The first Bulgarian to break the atmosphere, a military pilot whose single spaceflight secured his nation's place in the cosmic race.
Georgi Ivanov's journey to the stars began in the cockpit of a MiG fighter jet. Selected as part of the Soviet Intercosmos program, which allowed allied nations to send cosmonauts into space, the Bulgarian Air Force major was chosen to be a national pioneer. In 1979, he boarded the Soyuz 33 spacecraft bound for the Salyut 6 space station. The mission, however, was fraught. A critical engine failure during docking forced an emergency abort, plunging Ivanov and his Soviet commander into a harrowing ballistic re-entry that subjected them to extreme G-forces. Though the planned week-long station stay was lost, the sheer survival of the crew and the completion of a shortened mission made Ivanov a national hero. His 47-hour flight, despite its perils, planted the Bulgarian flag in the history of human space exploration and cemented his legacy as the man who took his small country into the cosmos.
1928–1945
Born between the Depression and the end of WWII. Too young to fight, old enough to remember. They became the conformist middle managers of the 1950s — and the civil rights leaders who quietly dismantled Jim Crow.

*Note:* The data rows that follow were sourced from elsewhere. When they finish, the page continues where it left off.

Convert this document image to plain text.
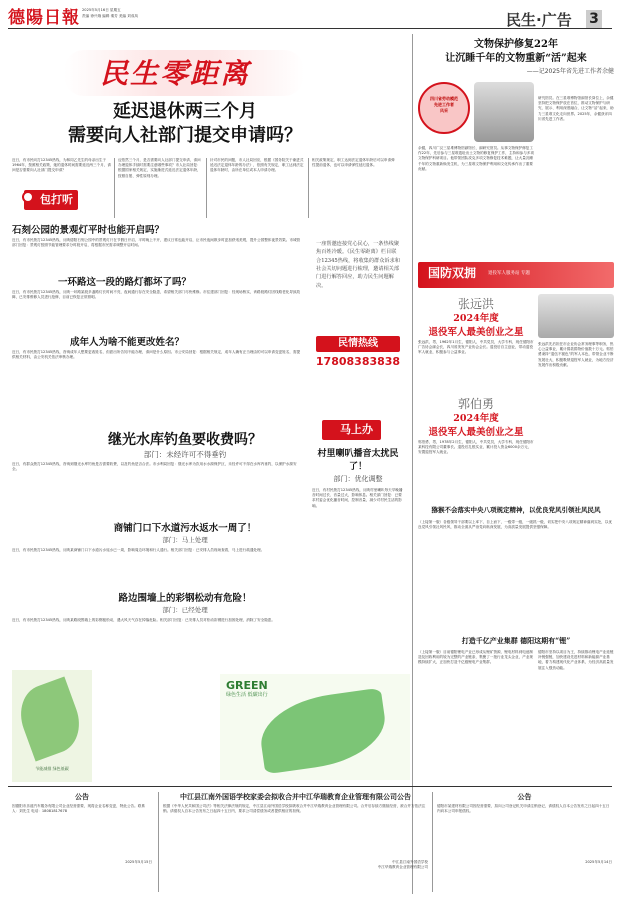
德陽日報 2025年5月16日 星期五
责编 徐兴娥 编辑 秦芳 美编 刘成凤	民生·广告 3
民生零距离
延迟退休两三个月
需要向人社部门提交申请吗？
近日，有市民向打12345热线，为林同乙先生的母亲出生于1964年，按照相关政策，她的退休时间需要延迟两三个月，请问是否需要向人社部门提交申请？
包打听
迈依然三个月，是否需要向人社部门提交申请，请问办理退休手续时需要注意哪些事项？市人社局回复：根据国家相关规定，实施渐进式延迟法定退休年龄，按照自愿、弹性原则办理。
针对市民的问题，市人社局回应，根据《国务院关于渐进式延迟法定退休年龄的办法》，依照有关规定，职工达到法定退休年龄时，由所在单位或本人申请办理。
相关政策规定，职工达到法定退休年龄后可以申请弹性提前退休，也可以申请弹性延迟退休。
石刻公园的景观灯平时也能开启吗？
近日，有市民拨打12345热线，反映德阳石刻公园中的景观灯只在节假日开启，平时晚上不开，建议日常也能开启，让市民夜间散步时更加舒适美观，提升公园整体夜景效果。市城管部门回复：景观灯按照节能管理要求分时段开启，将根据市民需求调整开启时间。
一环路这一段的路灯都坏了吗？
近日，有市民拨打12345热线，反映一环路某段多盏路灯长时间不亮，夜间通行存在安全隐患，希望相关部门尽快维修。市住建部门回复：经现场核实，该路段路灯因线路老化导致故障，已安排维修人员进行抢修，目前已恢复正常照明。
成年人为啥不能更改姓名？
近日，有市民拨打12345热线，咨询成年人想要更改姓名，但派出所告知不能办理，请问是什么原因。市公安局回复：根据相关规定，成年人确有正当理由的可以申请变更姓名，需提供相关材料，由公安机关依法审核办理。
一座帮邀连接党心民心，一条热线聚焦百姓冷暖。《民生零距离》栏目联合12345热线，将收集的群众诉求和社会关切问题进行梳理，邀请相关部门进行解答回应，助力民生问题解决。
民情热线
17808383838
马上办
继光水库钓鱼要收费吗？
部门：未经许可不得垂钓
近日，有群众拨打12345热线，咨询到继光水库钓鱼是否需要收费，以及钓鱼是否合法。市水利局回复：继光水库为饮用水水源保护区，未经许可不得在水库内垂钓，以保护水源安全。
村里喇叭播音太扰民了！
部门：优化调整
近日，有村民拨打12345热线，反映村里喇叭每天早晚播音时间过长、音量过大，影响休息。相关部门回复：已要求村委会优化播音时间，控制音量，减少对村民生活的影响。
商铺门口下水道污水返水一周了！
部门：马上处理
近日，有市民拨打12345热线，反映某商铺门口下水道污水返水已一周，影响周边环境和行人通行。相关部门回复：已安排人员现场查看，马上进行疏通处理。
路边围墙上的彩钢松动有危险！
部门：已经处理
近日，有市民拨打12345热线，反映某路段围墙上的彩钢板松动，遇大风天气存在掉落危险。相关部门回复：已安排人员对松动彩钢进行加固处理，消除了安全隐患。
节能减排 绿色低碳
GREEN
绿色生活 低碳出行
文物保护修复22年
让沉睡千年的文物重新“活”起来
——记2025年省先进工作者余健
四川省劳动模范
先进工作者
风采
余健，四川广汉三星堆博物馆副馆长、副研究馆员。从事文物保护修复工作22年，先后参与三星堆遗址出土文物的修复保护工作，主持和参与多项文物保护科研项目。他带领团队攻克多项文物修复技术难题，让大量沉睡千年的文物重新焕发生机，为三星堆文物保护利用和文化传承作出了重要贡献。
研究馆员。在三星堆博物馆副馆长岗位上，余健坚持把文物保护放在首位，推动文物保护与研究、展示、利用深度融合，让文物“活”起来，助力三星堆文化走向世界。2025年，余健获评四川省先进工作者。
国防双拥	退役军人服务站 专题
张远洪
2024年度
退役军人最美创业之星
张远洪，男，1962年1月生，德阳人，中共党员，大学专科，现任德阳市广告协会副会长，四川省美发产业协会会长。退役后自主创业，带动退役军人就业，积极参与公益事业。
郭伯勇
2024年度
退役军人最美创业之星
郭伯勇，男，1978年2月生，德阳人，中共党员，大学专科，现任德阳市某科技有限公司董事长。退役后扎根实业，累计投入资金6000余万元，安置退役军人就业。
张远洪先后担任市企业协会常务理事等职务，热心公益事业，累计捐款捐物价值数十万元。郭伯勇秉持“退伍不褪色”的军人本色，带领企业不断发展壮大，积极吸纳退役军人就业，为地方经济发展作出积极贡献。
猕猴不会落实中央八项规定精神，以优良党风引领社风民风
（上接第一版）各级领导干部要以上率下，自上而下，一级带一级，一级抓一级，切实把中央八项规定精神落到实处，以优良党风引领社风民风，推动全面从严治党向纵深发展，为高质量发展提供坚强保障。
打造千亿产业集群 德阳这期有“锂”
（上接第一版）目前德阳锂电产业已形成从锂矿资源、锂电材料到电池制造及回收利用的较为完整的产业链条，集聚了一批行业龙头企业，产业规模持续扩大，正加快打造千亿级锂电产业集群。
德阳市坚持以项目为王，持续推动锂电产业延链补链强链，加快建设先进材料和新能源产业基地，着力构建现代化产业体系，为经济高质量发展注入强劲动能。
公告
因德阳市乐道汽车服务有限公司企业经营需要，现将企业名称变更，特此公告。联系人：刘先生 电话：18081817678
2025年5月15日
中江县江南外国语学校家委会拟收合并中江华瑞教育企业管理有限公司公告
根据《中华人民共和国公司法》等相关法律法规的规定，中江县江南外国语学校拟吸收合并中江华瑞教育企业管理有限公司。合并后存续方继续经营，被合并方依法注销。请债权人自本公告发布之日起四十五日内，要求公司清偿债务或者提供相应的担保。
中江县江南外国语学校
中江华瑞教育企业管理有限公司
公告
德阳市某建材有限公司因经营需要，拟向公司登记机关申请注销登记，请债权人自本公告发布之日起四十五日内向本公司申报债权。
2025年5月14日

Georgi was born in 1940, placing them squarely in The Silent Generation. The events that shaped this generation — world wars, depression, and rapid industrialization — shaped the world they entered and the choices available to them.
The biggest hits of 1940
#1 Movie
Fantasia
Best Picture
Rebecca
The world at every milestone
The Blitz: Germany bombs London
WWII ends; atomic bombs dropped on Hiroshima and Nagasaki
DNA structure discovered by Watson and Crick
Elvis Presley appears on The Ed Sullivan Show
NASA founded
Yuri Gagarin becomes the first human in space
First Earth Day; The Beatles break up
John Lennon shot and killed in New York
Hubble Space Telescope launched; Germany reunifies
Y2K passes without incident; contested Bush-Gore election
Deepwater Horizon oil spill; iPad launched
COVID-19 pandemic shuts down the world
His original surname was Kakalov, but it was changed to the more Russian-sounding 'Ivanov' before the flight for political reasons.
The engine failure on his Soyuz mission was so severe it led to a redesign of that particular engine model.
He was a graduate of the Bulgarian Air Force Academy.
After his spaceflight, he became the deputy head of the Air Force Higher School in Bulgaria.
“The Earth is small, light, and somehow touching.”